Xi Jinping's long-term goal is to integrate Hong Kong into the Guangdong-Hong Kong-Macau Greater Bay Area region. His success in this effort will be the collapse of Hong Kong as it loses its uniqueness. As they say, Hong Kong is becoming "just another Chinese city".

And the most terrifying sign of the era is that the Hong Kong police are going to goose step, just like the Chinese army.

So why is Xi Jinping afraid to spend the night there when he controls Hong Kong?

China is currently hated in Hong Kong. The patriotism of pro-China exploded in 1997, the year of delivery. But now people in the region are increasingly self-aware as "Hong Kongers" rather than "Chinese." The University of Hong Konghas completed a polling poll programand many believe the move is in response to Beijing's confusion.

Xi Jinping
Reuters / SelimChtayti /

And people are voting on their own feet. Thousands of people will leave forever, many of them in the UK. The UK offers British National Overseas Visas that grant Hong Kongers the right to live, work and study there.

People who cannot leave Hong Kong resist.
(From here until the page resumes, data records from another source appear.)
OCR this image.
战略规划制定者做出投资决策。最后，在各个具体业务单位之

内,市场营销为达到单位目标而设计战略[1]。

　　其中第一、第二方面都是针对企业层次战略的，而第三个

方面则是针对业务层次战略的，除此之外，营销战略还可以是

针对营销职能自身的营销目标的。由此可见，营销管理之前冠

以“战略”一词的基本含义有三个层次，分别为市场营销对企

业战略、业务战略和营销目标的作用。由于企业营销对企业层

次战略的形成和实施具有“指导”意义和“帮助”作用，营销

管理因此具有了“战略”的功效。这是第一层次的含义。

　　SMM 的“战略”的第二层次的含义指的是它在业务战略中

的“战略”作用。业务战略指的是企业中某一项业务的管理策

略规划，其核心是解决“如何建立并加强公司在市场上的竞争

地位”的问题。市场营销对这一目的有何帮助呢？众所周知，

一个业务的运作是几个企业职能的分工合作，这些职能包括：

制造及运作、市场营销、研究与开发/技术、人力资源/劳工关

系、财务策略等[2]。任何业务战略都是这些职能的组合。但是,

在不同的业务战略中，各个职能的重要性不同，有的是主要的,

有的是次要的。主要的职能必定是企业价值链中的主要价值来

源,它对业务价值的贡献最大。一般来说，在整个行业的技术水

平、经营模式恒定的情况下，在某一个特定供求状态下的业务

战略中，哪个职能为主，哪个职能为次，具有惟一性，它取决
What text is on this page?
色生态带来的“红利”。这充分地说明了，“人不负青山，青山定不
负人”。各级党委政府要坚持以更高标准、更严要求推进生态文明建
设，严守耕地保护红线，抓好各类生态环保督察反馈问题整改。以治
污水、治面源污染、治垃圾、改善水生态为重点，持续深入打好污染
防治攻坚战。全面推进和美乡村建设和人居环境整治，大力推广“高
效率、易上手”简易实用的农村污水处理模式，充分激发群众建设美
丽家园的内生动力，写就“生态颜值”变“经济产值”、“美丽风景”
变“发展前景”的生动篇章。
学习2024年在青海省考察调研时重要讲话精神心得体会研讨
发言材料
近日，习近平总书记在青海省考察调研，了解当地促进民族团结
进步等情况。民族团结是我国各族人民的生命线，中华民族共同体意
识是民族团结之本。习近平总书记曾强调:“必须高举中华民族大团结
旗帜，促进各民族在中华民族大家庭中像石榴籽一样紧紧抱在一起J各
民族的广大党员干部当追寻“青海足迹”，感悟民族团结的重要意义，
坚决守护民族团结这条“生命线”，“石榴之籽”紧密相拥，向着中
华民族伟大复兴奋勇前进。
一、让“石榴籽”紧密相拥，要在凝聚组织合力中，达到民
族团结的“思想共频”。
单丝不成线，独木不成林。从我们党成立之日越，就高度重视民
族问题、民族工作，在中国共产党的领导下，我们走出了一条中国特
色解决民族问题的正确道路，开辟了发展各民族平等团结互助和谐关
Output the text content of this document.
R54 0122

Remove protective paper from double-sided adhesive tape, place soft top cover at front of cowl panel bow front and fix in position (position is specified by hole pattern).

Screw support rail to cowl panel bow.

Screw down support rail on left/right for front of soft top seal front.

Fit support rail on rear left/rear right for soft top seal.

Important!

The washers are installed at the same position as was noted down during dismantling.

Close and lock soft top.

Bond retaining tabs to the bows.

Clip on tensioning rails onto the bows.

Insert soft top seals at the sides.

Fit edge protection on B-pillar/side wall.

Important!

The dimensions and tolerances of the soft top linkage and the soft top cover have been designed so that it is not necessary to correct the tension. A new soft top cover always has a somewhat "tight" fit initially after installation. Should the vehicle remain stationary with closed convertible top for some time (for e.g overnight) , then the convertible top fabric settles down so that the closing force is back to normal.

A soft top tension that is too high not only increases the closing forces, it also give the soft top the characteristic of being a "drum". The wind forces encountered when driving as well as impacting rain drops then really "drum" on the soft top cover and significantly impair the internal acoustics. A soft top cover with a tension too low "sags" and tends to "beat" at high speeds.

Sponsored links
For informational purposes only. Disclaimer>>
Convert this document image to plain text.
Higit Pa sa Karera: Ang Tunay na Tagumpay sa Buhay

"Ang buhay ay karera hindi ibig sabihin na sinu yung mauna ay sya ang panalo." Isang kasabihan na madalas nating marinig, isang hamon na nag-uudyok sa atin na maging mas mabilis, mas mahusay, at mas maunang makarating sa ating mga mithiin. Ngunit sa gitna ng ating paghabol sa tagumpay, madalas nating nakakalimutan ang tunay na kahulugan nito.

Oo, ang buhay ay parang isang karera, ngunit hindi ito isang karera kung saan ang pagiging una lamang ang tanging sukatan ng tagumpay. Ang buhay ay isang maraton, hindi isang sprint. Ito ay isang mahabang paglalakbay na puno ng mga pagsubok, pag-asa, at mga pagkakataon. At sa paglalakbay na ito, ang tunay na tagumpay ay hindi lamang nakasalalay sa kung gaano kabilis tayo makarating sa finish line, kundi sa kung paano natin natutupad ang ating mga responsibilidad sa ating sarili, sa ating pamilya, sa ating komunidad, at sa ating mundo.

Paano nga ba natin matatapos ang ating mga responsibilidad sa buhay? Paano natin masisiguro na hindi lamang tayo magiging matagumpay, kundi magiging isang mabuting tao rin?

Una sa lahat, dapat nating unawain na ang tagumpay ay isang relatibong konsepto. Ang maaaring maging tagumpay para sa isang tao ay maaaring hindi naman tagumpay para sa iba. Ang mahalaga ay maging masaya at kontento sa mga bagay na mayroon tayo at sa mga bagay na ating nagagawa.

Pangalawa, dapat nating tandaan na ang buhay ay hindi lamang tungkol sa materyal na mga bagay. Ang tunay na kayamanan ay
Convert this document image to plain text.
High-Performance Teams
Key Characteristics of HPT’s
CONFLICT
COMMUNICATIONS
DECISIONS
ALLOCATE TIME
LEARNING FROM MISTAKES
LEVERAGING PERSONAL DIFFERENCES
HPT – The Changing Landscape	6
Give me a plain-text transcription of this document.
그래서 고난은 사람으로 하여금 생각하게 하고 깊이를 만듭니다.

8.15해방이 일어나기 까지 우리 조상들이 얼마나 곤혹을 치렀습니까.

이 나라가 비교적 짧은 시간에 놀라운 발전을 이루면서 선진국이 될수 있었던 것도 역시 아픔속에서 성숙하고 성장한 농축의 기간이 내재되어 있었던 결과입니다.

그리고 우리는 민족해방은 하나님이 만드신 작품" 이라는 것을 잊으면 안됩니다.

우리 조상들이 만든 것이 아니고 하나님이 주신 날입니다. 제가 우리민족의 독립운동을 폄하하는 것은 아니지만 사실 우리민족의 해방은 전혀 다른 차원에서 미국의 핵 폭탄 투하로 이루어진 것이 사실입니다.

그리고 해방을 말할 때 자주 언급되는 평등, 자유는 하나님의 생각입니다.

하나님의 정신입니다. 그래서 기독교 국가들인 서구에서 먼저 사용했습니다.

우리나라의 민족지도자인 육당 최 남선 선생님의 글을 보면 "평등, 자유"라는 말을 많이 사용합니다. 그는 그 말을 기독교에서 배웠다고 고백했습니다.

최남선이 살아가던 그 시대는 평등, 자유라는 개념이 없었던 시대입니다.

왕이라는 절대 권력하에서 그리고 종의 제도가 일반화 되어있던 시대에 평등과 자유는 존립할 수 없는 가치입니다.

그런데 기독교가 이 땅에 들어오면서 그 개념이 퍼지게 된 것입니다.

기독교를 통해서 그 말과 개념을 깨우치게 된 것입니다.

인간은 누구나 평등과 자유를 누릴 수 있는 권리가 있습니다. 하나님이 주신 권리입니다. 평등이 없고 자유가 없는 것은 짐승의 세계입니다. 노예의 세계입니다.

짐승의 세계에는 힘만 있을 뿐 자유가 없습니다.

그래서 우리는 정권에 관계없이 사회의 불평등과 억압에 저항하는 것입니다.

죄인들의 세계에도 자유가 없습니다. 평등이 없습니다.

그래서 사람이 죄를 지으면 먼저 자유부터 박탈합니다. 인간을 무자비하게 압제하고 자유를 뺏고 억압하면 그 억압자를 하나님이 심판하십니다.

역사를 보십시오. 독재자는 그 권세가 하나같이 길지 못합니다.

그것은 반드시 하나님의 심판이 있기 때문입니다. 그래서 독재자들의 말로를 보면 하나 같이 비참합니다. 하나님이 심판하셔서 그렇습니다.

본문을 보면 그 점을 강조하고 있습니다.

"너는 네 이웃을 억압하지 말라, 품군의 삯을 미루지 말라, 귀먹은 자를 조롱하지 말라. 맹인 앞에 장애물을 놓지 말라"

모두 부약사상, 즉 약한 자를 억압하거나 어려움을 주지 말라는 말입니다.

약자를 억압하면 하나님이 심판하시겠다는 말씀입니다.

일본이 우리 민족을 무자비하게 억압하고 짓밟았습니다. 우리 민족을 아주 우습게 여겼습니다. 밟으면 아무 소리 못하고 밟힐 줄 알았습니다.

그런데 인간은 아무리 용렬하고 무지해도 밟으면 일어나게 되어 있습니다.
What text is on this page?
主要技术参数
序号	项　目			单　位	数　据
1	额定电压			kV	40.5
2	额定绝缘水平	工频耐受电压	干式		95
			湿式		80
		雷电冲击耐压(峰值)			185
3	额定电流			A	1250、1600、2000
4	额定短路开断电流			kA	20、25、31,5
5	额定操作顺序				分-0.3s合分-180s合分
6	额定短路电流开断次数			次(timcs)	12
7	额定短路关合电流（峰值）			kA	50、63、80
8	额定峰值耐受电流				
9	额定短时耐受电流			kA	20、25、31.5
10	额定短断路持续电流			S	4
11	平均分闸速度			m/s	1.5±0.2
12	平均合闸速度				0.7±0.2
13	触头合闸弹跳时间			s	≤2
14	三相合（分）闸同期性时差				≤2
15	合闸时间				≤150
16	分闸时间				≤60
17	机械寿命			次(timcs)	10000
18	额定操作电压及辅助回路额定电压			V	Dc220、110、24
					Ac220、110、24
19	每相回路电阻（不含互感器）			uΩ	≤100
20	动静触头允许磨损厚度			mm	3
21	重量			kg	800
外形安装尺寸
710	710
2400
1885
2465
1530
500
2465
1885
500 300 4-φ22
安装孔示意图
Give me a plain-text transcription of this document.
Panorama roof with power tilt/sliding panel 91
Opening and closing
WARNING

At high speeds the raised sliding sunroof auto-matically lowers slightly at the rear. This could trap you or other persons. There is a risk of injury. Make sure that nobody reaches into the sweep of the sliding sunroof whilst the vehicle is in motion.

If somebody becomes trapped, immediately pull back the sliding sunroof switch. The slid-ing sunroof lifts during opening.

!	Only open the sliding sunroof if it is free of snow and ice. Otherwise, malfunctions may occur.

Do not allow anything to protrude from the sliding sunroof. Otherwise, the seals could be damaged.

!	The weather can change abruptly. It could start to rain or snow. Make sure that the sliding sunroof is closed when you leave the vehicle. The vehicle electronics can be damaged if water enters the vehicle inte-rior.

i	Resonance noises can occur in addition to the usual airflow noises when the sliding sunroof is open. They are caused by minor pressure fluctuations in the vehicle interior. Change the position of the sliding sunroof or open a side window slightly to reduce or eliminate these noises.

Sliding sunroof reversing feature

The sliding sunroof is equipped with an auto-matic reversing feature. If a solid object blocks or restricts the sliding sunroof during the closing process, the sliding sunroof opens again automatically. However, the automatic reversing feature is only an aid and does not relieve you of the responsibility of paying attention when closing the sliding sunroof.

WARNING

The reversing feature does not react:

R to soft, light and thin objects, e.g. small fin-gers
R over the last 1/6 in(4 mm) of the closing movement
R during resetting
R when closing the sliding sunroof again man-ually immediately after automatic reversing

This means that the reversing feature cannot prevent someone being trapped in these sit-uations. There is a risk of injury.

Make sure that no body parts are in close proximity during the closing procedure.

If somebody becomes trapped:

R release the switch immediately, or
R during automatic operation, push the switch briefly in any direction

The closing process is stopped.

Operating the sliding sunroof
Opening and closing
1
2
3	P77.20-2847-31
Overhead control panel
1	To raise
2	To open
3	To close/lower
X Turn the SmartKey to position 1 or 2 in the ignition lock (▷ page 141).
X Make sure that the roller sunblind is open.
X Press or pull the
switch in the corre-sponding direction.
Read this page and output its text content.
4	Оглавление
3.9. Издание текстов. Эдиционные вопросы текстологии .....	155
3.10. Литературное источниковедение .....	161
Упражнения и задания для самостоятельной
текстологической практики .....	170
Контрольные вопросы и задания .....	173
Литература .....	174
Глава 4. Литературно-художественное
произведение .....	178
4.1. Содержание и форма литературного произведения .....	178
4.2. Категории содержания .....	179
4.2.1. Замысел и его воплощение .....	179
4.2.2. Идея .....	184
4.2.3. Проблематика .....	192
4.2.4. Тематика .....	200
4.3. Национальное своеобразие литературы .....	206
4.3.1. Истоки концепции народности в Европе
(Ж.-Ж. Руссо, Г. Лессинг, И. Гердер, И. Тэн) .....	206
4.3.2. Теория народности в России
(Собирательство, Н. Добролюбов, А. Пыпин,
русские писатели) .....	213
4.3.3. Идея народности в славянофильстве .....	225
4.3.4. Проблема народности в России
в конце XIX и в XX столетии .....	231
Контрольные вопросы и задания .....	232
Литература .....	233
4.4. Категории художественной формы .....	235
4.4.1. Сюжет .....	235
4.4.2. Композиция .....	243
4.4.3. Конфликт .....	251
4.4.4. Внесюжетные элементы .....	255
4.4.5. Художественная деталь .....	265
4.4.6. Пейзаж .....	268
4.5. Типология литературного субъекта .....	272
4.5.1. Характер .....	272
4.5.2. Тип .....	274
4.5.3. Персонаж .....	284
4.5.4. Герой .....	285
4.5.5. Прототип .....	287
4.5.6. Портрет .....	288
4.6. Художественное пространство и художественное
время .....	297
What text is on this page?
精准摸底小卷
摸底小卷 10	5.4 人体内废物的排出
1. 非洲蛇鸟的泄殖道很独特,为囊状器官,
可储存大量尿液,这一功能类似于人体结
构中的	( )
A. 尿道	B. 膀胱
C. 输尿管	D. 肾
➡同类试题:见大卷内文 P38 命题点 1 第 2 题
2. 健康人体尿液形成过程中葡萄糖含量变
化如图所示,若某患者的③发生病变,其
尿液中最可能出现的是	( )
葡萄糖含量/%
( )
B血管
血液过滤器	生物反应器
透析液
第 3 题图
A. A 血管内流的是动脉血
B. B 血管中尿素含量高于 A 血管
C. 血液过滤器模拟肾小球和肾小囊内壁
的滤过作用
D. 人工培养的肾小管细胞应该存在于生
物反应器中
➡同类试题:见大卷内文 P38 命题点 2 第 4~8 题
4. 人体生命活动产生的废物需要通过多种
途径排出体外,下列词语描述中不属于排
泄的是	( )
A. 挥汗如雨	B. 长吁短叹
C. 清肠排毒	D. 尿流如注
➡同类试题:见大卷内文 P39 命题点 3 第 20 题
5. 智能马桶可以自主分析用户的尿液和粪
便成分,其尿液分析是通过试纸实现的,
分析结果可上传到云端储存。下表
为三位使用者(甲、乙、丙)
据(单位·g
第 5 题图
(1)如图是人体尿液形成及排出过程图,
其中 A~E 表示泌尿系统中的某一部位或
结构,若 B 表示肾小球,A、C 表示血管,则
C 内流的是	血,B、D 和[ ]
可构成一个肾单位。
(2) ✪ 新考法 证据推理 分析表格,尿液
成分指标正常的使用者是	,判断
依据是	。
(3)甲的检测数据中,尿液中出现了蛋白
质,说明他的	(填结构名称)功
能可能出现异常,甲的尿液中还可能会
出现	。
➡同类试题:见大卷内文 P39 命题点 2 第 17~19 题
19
People in Hong Kong repeatedly booedChinese national anthem, "Volunteer March" at sporting events.

"This is a rebellion," war correspondent Michael Yon, who reported extensively on the 2019 protests, told me at the time. As he explained, the rebels blend into the background and they may appear dead, but often bounce off.

Xi Jinping
AP / Selim Chtayti

The protests in Hong Kong follow Yong's pattern. Without warning, more than 500,000 people came out in 2003 to prove that the Hong Kong government is trying to enact a national security law. The movement almost completely disappeared until the months of 2014's umbrella protests triggered by the government's re-elections against universal suffrage promised by Hong Kong's mini-constitution, the Basic Law. In 2019, a march involving about 2 million people took place over a proposal to hand over.

So why did Xi Jinping feel unsafe enough to stay in Hong Kong for one night? I suspect he knows that despite the intimidation of the world's largest communist nation, Hong Kong remains a hostile territory to him, home to freedom-loving rebels.

Gordon G. Chan is the author of "The Coming Collapse of China".